Chieti, due grandi viadotti stanno perdendo pezzi / Foto

Armature scoperte e arrugginite sui pilastri della superstrada e dell’A25 L’esperto non ha dubbi sul rischio: "La manutenzione va fatta subito"

CHIETI. Diciassette pilastri. Quelli centrali sfiorano i sessanta metri di altezza. Ma il viadotto più imponente dell’area metropolitana è malato. Sette di quei pilastri, infatti, perdono pezzi di calcestruzzo. Presentano cioè ampie zone di sfaldatura da cui escono tondini di ferro enormi e soprattutto arrugginiti.

Siamo esattamente sotto il ponte della Transcollinare che unisce il casello dell’A14 di Dragonara con il Tricalle. Da via dell’Acquedotto, accanto al parcheggio con il bus navetta del policlicnico di Chieti, è possibile fotografare i pilastri malati la cui manutenzione spetta alla Provincia.

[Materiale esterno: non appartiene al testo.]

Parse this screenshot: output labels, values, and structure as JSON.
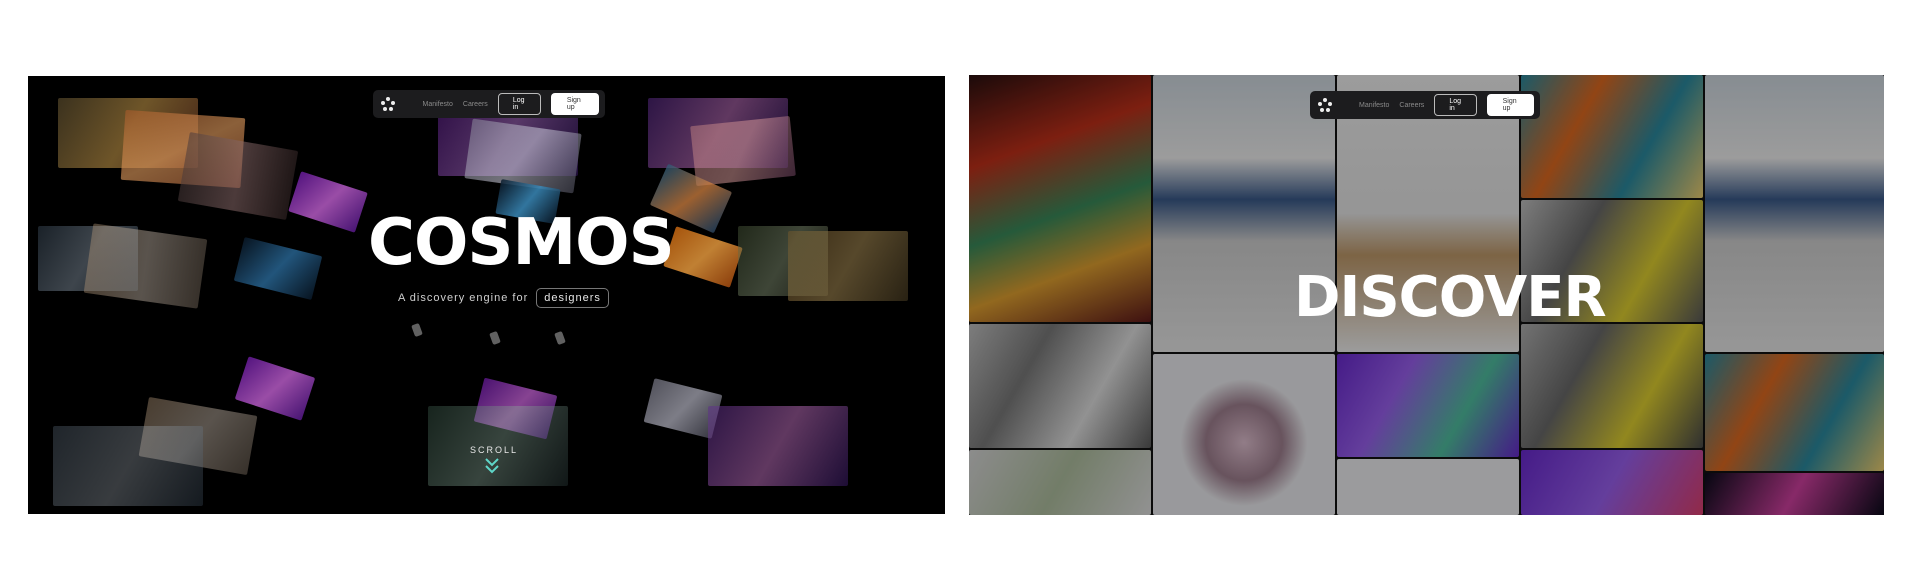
{
  "left": {
    "nav": {
      "links": [
        "Manifesto",
        "Careers"
      ],
      "login": "Log in",
      "signup": "Sign up"
    },
    "title": "COSMOS",
    "subtitle": "A discovery engine for",
    "pill": "designers",
    "scroll": "SCROLL"
  },
  "right": {
    "nav": {
      "links": [
        "Manifesto",
        "Careers"
      ],
      "login": "Log in",
      "signup": "Sign up"
    },
    "title": "DISCOVER"
  },
  "colors": {
    "accent_chevron": "#5fd6c8",
    "signup_bg": "#ffffff",
    "navbar_bg": "#1c1c1e"
  }
}
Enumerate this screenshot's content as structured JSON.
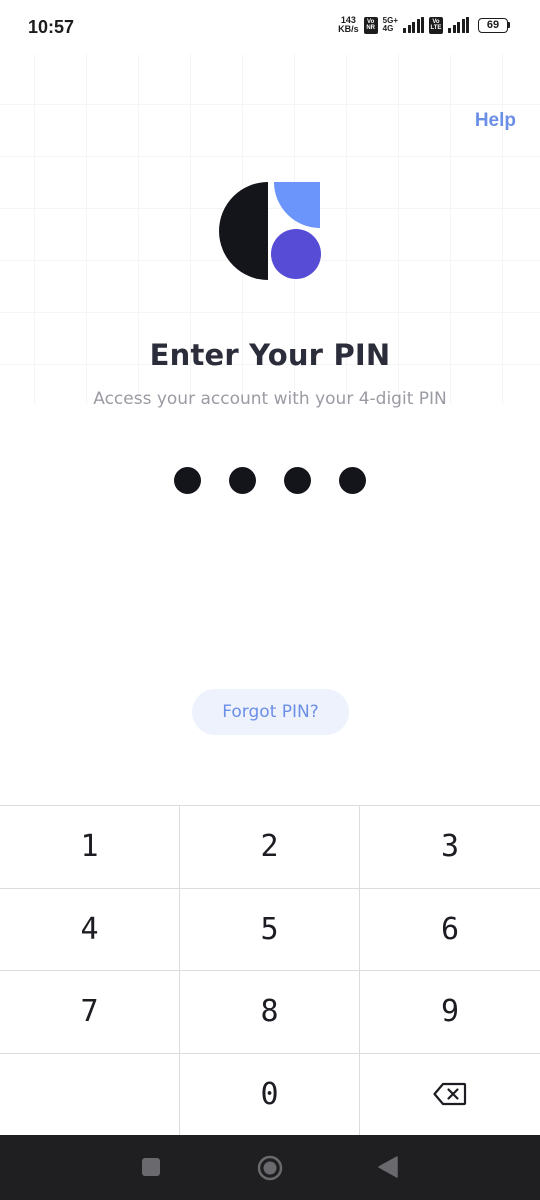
{
  "status_bar": {
    "time": "10:57",
    "net_speed_value": "143",
    "net_speed_unit": "KB/s",
    "vonr_top": "Vo",
    "vonr_bottom": "NR",
    "sim1_network": "5G+",
    "sim1_sub": "4G",
    "volte_top": "Vo",
    "volte_bottom": "LTE",
    "battery_level": "69"
  },
  "header": {
    "help_label": "Help"
  },
  "main": {
    "title": "Enter Your PIN",
    "subtitle": "Access your account with your 4-digit PIN",
    "pin_filled": 4,
    "pin_length": 4,
    "forgot_label": "Forgot PIN?"
  },
  "keypad": {
    "keys": [
      "1",
      "2",
      "3",
      "4",
      "5",
      "6",
      "7",
      "8",
      "9",
      "",
      "0",
      "backspace-icon"
    ]
  },
  "colors": {
    "accent": "#6b8fe6",
    "logo_dark": "#14141b",
    "logo_light_blue": "#6b95fa",
    "logo_purple": "#564cd6"
  }
}
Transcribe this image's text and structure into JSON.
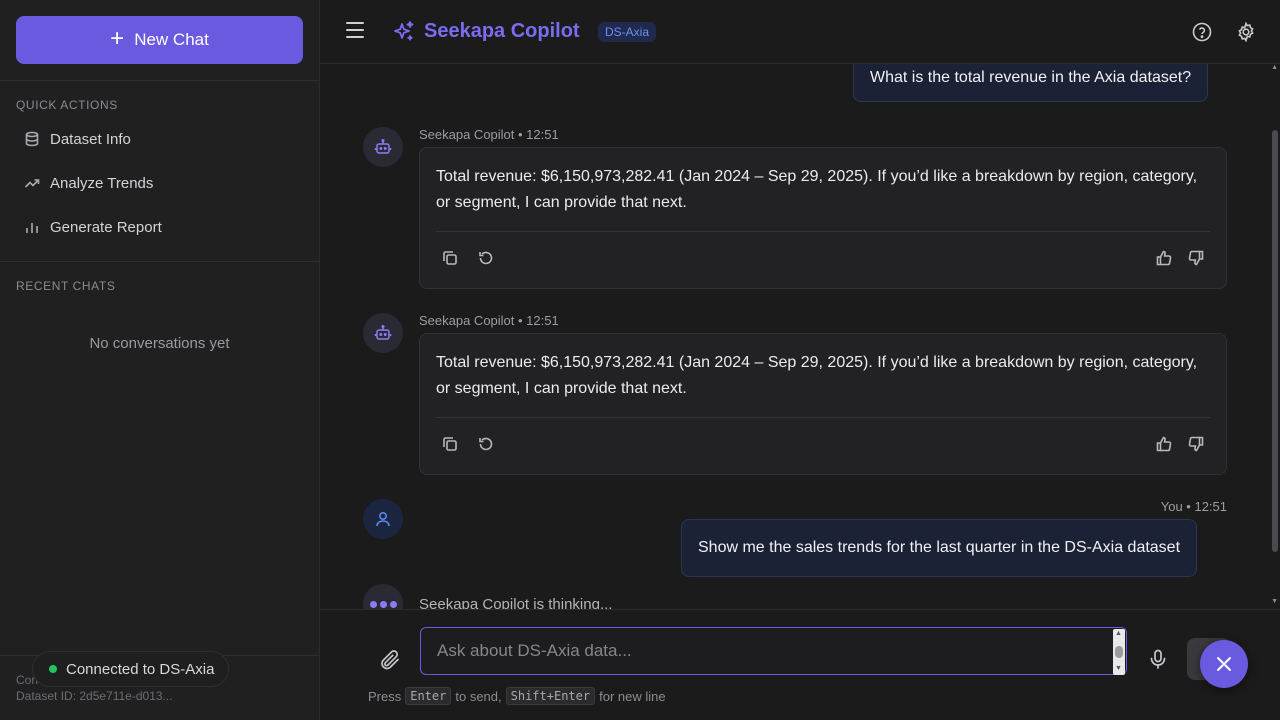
{
  "colors": {
    "accent": "#6a5ae0",
    "connected": "#22c55e",
    "badge_bg": "#1f2a4d"
  },
  "sidebar": {
    "new_chat_label": "New Chat",
    "quick_actions_title": "QUICK ACTIONS",
    "quick_actions": [
      {
        "label": "Dataset Info",
        "icon": "database-icon"
      },
      {
        "label": "Analyze Trends",
        "icon": "trending-up-icon"
      },
      {
        "label": "Generate Report",
        "icon": "bar-chart-icon"
      }
    ],
    "recent_chats_title": "RECENT CHATS",
    "recent_empty": "No conversations yet",
    "footer_label": "Con",
    "dataset_id": "Dataset ID: 2d5e711e-d013...",
    "connection_status": "Connected to DS-Axia"
  },
  "header": {
    "title": "Seekapa Copilot",
    "badge": "DS-Axia"
  },
  "messages": [
    {
      "role": "user",
      "text": "What is the total revenue in the Axia dataset?"
    },
    {
      "role": "assistant",
      "meta": "Seekapa Copilot • 12:51",
      "text": "Total revenue: $6,150,973,282.41 (Jan 2024 – Sep 29, 2025). If you’d like a breakdown by region, category, or segment, I can provide that next."
    },
    {
      "role": "assistant",
      "meta": "Seekapa Copilot • 12:51",
      "text": "Total revenue: $6,150,973,282.41 (Jan 2024 – Sep 29, 2025). If you’d like a breakdown by region, category, or segment, I can provide that next."
    },
    {
      "role": "user",
      "meta": "You • 12:51",
      "text": "Show me the sales trends for the last quarter in the DS-Axia dataset"
    }
  ],
  "thinking_text": "Seekapa Copilot is thinking...",
  "composer": {
    "placeholder": "Ask about DS-Axia data...",
    "hint_press": "Press",
    "hint_enter_key": "Enter",
    "hint_to_send": "to send,",
    "hint_shift_enter_key": "Shift+Enter",
    "hint_new_line": "for new line"
  }
}
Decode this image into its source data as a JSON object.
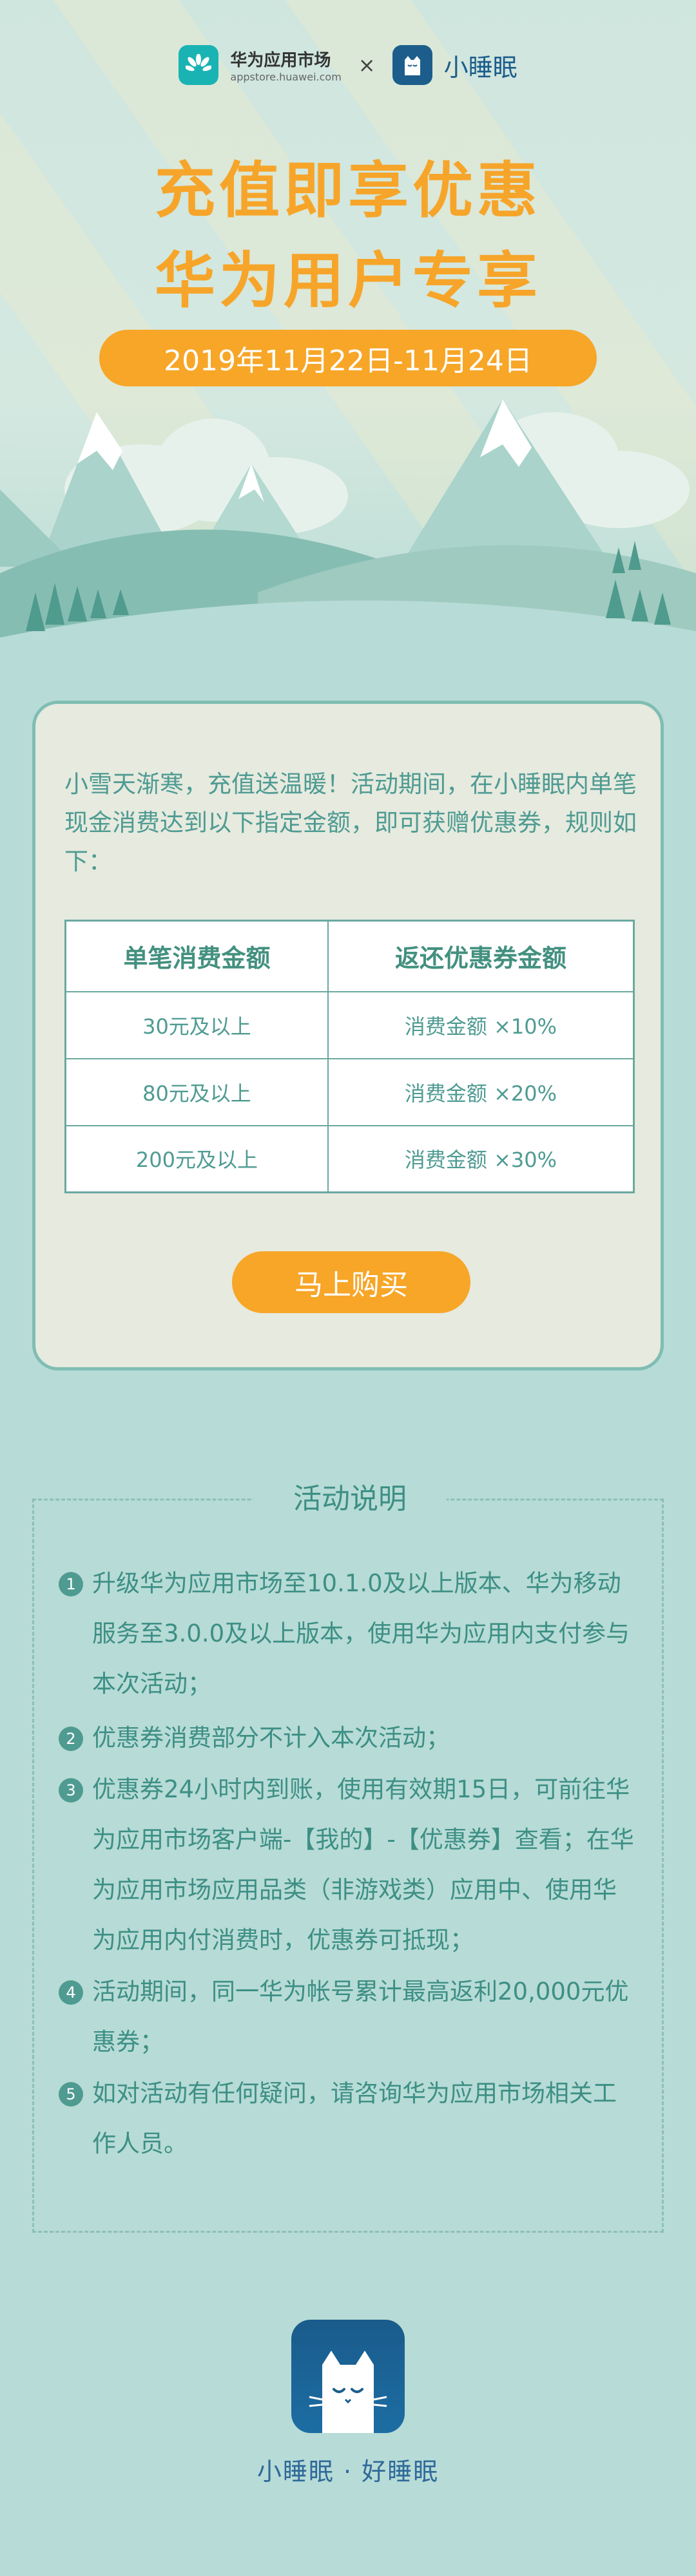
{
  "header": {
    "huawei_name": "华为应用市场",
    "huawei_url": "appstore.huawei.com",
    "times": "×",
    "app_name": "小睡眠"
  },
  "hero": {
    "title_line1": "充值即享优惠",
    "title_line2": "华为用户专享",
    "date": "2019年11月22日-11月24日"
  },
  "promo": {
    "intro": "小雪天渐寒，充值送温暖！活动期间，在小睡眠内单笔现金消费达到以下指定金额，即可获赠优惠券，规则如下：",
    "table": {
      "headers": [
        "单笔消费金额",
        "返还优惠券金额"
      ],
      "rows": [
        [
          "30元及以上",
          "消费金额 ×10%"
        ],
        [
          "80元及以上",
          "消费金额 ×20%"
        ],
        [
          "200元及以上",
          "消费金额 ×30%"
        ]
      ]
    },
    "buy_label": "马上购买"
  },
  "rules": {
    "title": "活动说明",
    "items": [
      {
        "num": "1",
        "text": "升级华为应用市场至10.1.0及以上版本、华为移动服务至3.0.0及以上版本，使用华为应用内支付参与本次活动；"
      },
      {
        "num": "2",
        "text": "优惠券消费部分不计入本次活动；"
      },
      {
        "num": "3",
        "text": "优惠券24小时内到账，使用有效期15日，可前往华为应用市场客户端-【我的】-【优惠券】查看；在华为应用市场应用品类（非游戏类）应用中、使用华为应用内付消费时，优惠券可抵现；"
      },
      {
        "num": "4",
        "text": "活动期间，同一华为帐号累计最高返利20,000元优惠券；"
      },
      {
        "num": "5",
        "text": "如对活动有任何疑问，请咨询华为应用市场相关工作人员。"
      }
    ]
  },
  "footer": {
    "slogan": "小睡眠 · 好睡眠"
  },
  "colors": {
    "accent_orange": "#f7a628",
    "teal_text": "#3d8f85",
    "page_bg": "#b7dbd6",
    "app_blue": "#1d5d8b"
  }
}
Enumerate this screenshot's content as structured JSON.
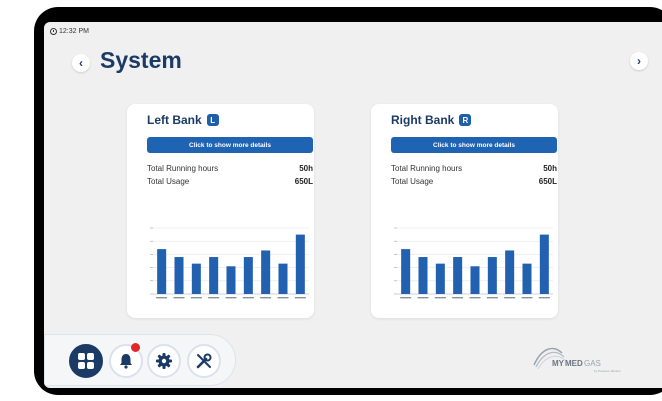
{
  "status_bar": {
    "time": "12:32 PM"
  },
  "header": {
    "title": "System",
    "back_icon": "chevron-left-icon",
    "next_icon": "chevron-right-icon"
  },
  "banks": [
    {
      "title": "Left Bank",
      "badge": "L",
      "details_button": "Click to show more details",
      "running_hours_label": "Total Running hours",
      "running_hours_value": "50h",
      "usage_label": "Total Usage",
      "usage_value": "650L"
    },
    {
      "title": "Right Bank",
      "badge": "R",
      "details_button": "Click to show more details",
      "running_hours_label": "Total Running hours",
      "running_hours_value": "50h",
      "usage_label": "Total Usage",
      "usage_value": "650L"
    }
  ],
  "chart_data": [
    {
      "type": "bar",
      "categories": [
        "1",
        "2",
        "3",
        "4",
        "5",
        "6",
        "7",
        "8",
        "9"
      ],
      "values": [
        6.8,
        5.6,
        4.6,
        5.6,
        4.2,
        5.6,
        6.6,
        4.6,
        9.0
      ],
      "ylim": [
        0,
        10
      ],
      "grid": true,
      "bar_color": "#2260b0"
    },
    {
      "type": "bar",
      "categories": [
        "1",
        "2",
        "3",
        "4",
        "5",
        "6",
        "7",
        "8",
        "9"
      ],
      "values": [
        6.8,
        5.6,
        4.6,
        5.6,
        4.2,
        5.6,
        6.6,
        4.6,
        9.0
      ],
      "ylim": [
        0,
        10
      ],
      "grid": true,
      "bar_color": "#2260b0"
    }
  ],
  "bottom_nav": [
    {
      "icon": "dashboard-icon",
      "active": true
    },
    {
      "icon": "bell-icon",
      "active": false,
      "alert": true
    },
    {
      "icon": "gear-icon",
      "active": false
    },
    {
      "icon": "wrench-icon",
      "active": false
    }
  ],
  "logo": {
    "text_1": "MY",
    "text_2": "MED",
    "text_3": "GAS",
    "tagline": "by Pressure Monitor"
  },
  "colors": {
    "primary": "#1b3a66",
    "button": "#1f63b3",
    "alert": "#e02828",
    "background": "#f0f0f1"
  }
}
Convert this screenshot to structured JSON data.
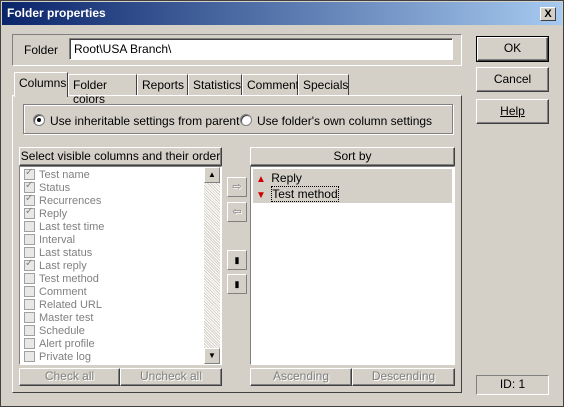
{
  "window": {
    "title": "Folder properties",
    "close_glyph": "X"
  },
  "folder": {
    "label": "Folder",
    "value": "Root\\USA Branch\\"
  },
  "buttons": {
    "ok": "OK",
    "cancel": "Cancel",
    "help": "Help"
  },
  "tabs": [
    {
      "label": "Columns",
      "active": true
    },
    {
      "label": "Folder colors"
    },
    {
      "label": "Reports"
    },
    {
      "label": "Statistics"
    },
    {
      "label": "Comment"
    },
    {
      "label": "Specials"
    }
  ],
  "column_settings": {
    "option_parent": "Use inheritable settings from parent",
    "option_own": "Use folder's own column settings",
    "selected": "parent"
  },
  "visible_columns": {
    "header": "Select visible columns and their order",
    "items": [
      {
        "label": "Test name",
        "checked": true
      },
      {
        "label": "Status",
        "checked": true
      },
      {
        "label": "Recurrences",
        "checked": true
      },
      {
        "label": "Reply",
        "checked": true
      },
      {
        "label": "Last test time",
        "checked": false
      },
      {
        "label": "Interval",
        "checked": false
      },
      {
        "label": "Last status",
        "checked": false
      },
      {
        "label": "Last reply",
        "checked": true
      },
      {
        "label": "Test method",
        "checked": false
      },
      {
        "label": "Comment",
        "checked": false
      },
      {
        "label": "Related URL",
        "checked": false
      },
      {
        "label": "Master test",
        "checked": false
      },
      {
        "label": "Schedule",
        "checked": false
      },
      {
        "label": "Alert profile",
        "checked": false
      },
      {
        "label": "Private log",
        "checked": false
      }
    ],
    "check_all": "Check all",
    "uncheck_all": "Uncheck all"
  },
  "sort_by": {
    "header": "Sort by",
    "items": [
      {
        "label": "Reply",
        "direction": "ascending",
        "color": "#cc0000"
      },
      {
        "label": "Test method",
        "direction": "descending",
        "color": "#cc0000"
      }
    ],
    "ascending": "Ascending",
    "descending": "Descending"
  },
  "status": {
    "id": "ID: 1"
  },
  "colors": {
    "titlebar_start": "#0a246a",
    "titlebar_end": "#a6caf0",
    "face": "#d4d0c8",
    "selection": "#d4d0c8"
  }
}
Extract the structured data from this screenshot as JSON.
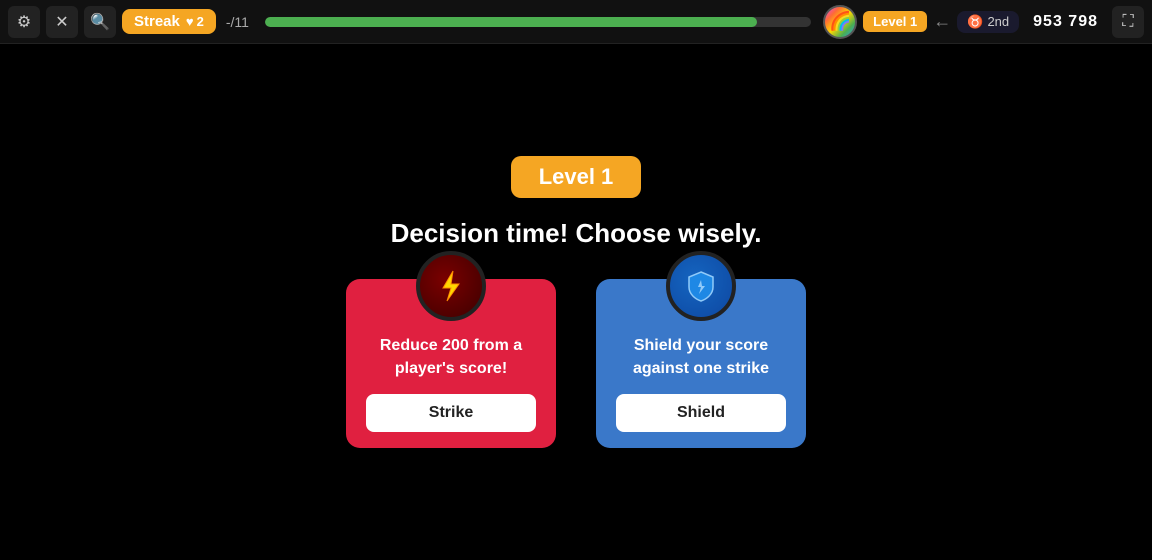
{
  "topbar": {
    "settings_label": "⚙",
    "flag_label": "✖",
    "zoom_label": "🔍",
    "streak_label": "Streak",
    "lives_count": "2",
    "lives_icon": "♥",
    "question_progress": "-/11",
    "progress_percent": 90,
    "level_badge": "Level 1",
    "rank_icon": "♉",
    "rank_text": "2nd",
    "score": "953 798",
    "fullscreen_icon": "⛶"
  },
  "main": {
    "level_title": "Level 1",
    "decision_text": "Decision time! Choose wisely.",
    "card_strike": {
      "description": "Reduce 200 from a player's score!",
      "button_label": "Strike"
    },
    "card_shield": {
      "description": "Shield your score against one strike",
      "button_label": "Shield"
    }
  }
}
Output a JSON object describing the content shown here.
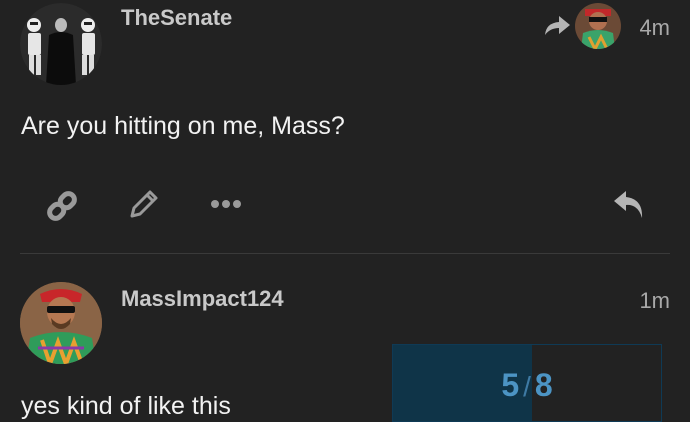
{
  "posts": [
    {
      "username": "TheSenate",
      "time": "4m",
      "text": "Are you hitting on me, Mass?"
    },
    {
      "username": "MassImpact124",
      "time": "1m",
      "text": "yes kind of like this"
    }
  ],
  "actions": {
    "icons": [
      "link-icon",
      "pencil-icon",
      "more-icon",
      "reply-icon"
    ]
  },
  "progress": {
    "current": "5",
    "total": "8",
    "fraction": 0.52
  },
  "colors": {
    "background": "#222222",
    "accent": "#4c94c4",
    "progress_fill": "#0f3448"
  }
}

Ma l’inchiesta del Centro sulle infrastrutture con segni evidenti di deterioramento ci porta anche nella zona del Megalò dove, appena dopo il ponte delle Fascine, che attraversa il fiume Pescara e collega Chieti a Villanova di Cepagatti, si passa sotto il doppio ponte dell’A25. Ma sia a destra sia a sinistra i pilastri, nelle parti più alte che reggono le due carreggiate, sono molto deteriorati. Il ferro delle armature è così scoperto da sembrare un alveare. Pezzi di cemento sono già caduti.

Insomma una situazione che allarma e sulle cui cause ed i rischi Luigi Cerasoli, ingegnere di Pescara, interpellato dal Centro, non sembra avere dubbi.

Dottor Cerasoli perché il cemento si stacca dai pilastri scoprendo l’armatura?

«Tutto è legato a un deterioramento del calcestruzzo che, esposto all'aria, subisce un fenomeno che si chiama carbonatazione. È un processo che purtroppo può portare ad un degrado dello stato superficiale del calcestruzzo che perde la sua caratteristica di aderenza e sigillazione e, fessurandosi, fa arrivare l'umidità al ferro che si trova subito dopo il primo strato chiamato “copriferro”.

Il ferro si arrugginisce, aumenta di volume e fa distaccare la parte superficiale del calcestruzzo».

Quali problemi crea al viadotto? Ci sono rischi?

«Premesso che il fenomeno è naturale, cioè non è dovuto a cattiva esecuzione, con un po’ di attenzione lo si può far avvenire il più tardi possibile. Ma quando si verifica, il pilastro si sfalda e perde materiale in superficie.

Se il processo non viene arrestato si avrà che la sezione resistente, che era costituita di una parte di calcestruzzo e una parte di ferro, potrebbe andare in crisi. Sì, potrebbe succedere qualcosa. Chiaramente parliamo di un processo che già è andato avanti per un bel po’ di tempo».

Ma per quanto tempo un pilastro resiste in queste condizioni?

«Esistono dei coefficienti di sicurezza con i quali vengono calcolati gli elementi strutturali. Se però devo mantenere cento chili non calcolo mai il pilastro per cento chili, ma per un peso molto maggiore. Per cui se una parte del ferro viene rosicchiata dalla ruggine, c'è ancora un bel po’ di margine di sicurezza prima che succeda qualcosa. Parliamo di uno, due o tre anni di tempo».

Conviene attendere o intervenire senza perdere tempo?

«Quello che si vede, il ferro venuto fuori dal calcestruzzo, è un fenomeno naturale che va sicuramente arginato, arrestato, perché non bisogna lasciarlo progredire. Ma non è detto che per la sua sola presenza abbia messo in crisi la sezione della resistenza del viadotto o del cavalcavia.

L'intervento va comunque eseguito perché, come dicevo prima, lasciando il ferro esposto all'umidità si può solo peggiorare la situazione».

Così conclude l’esperto. L’intervento va fatto per evitare il peggio.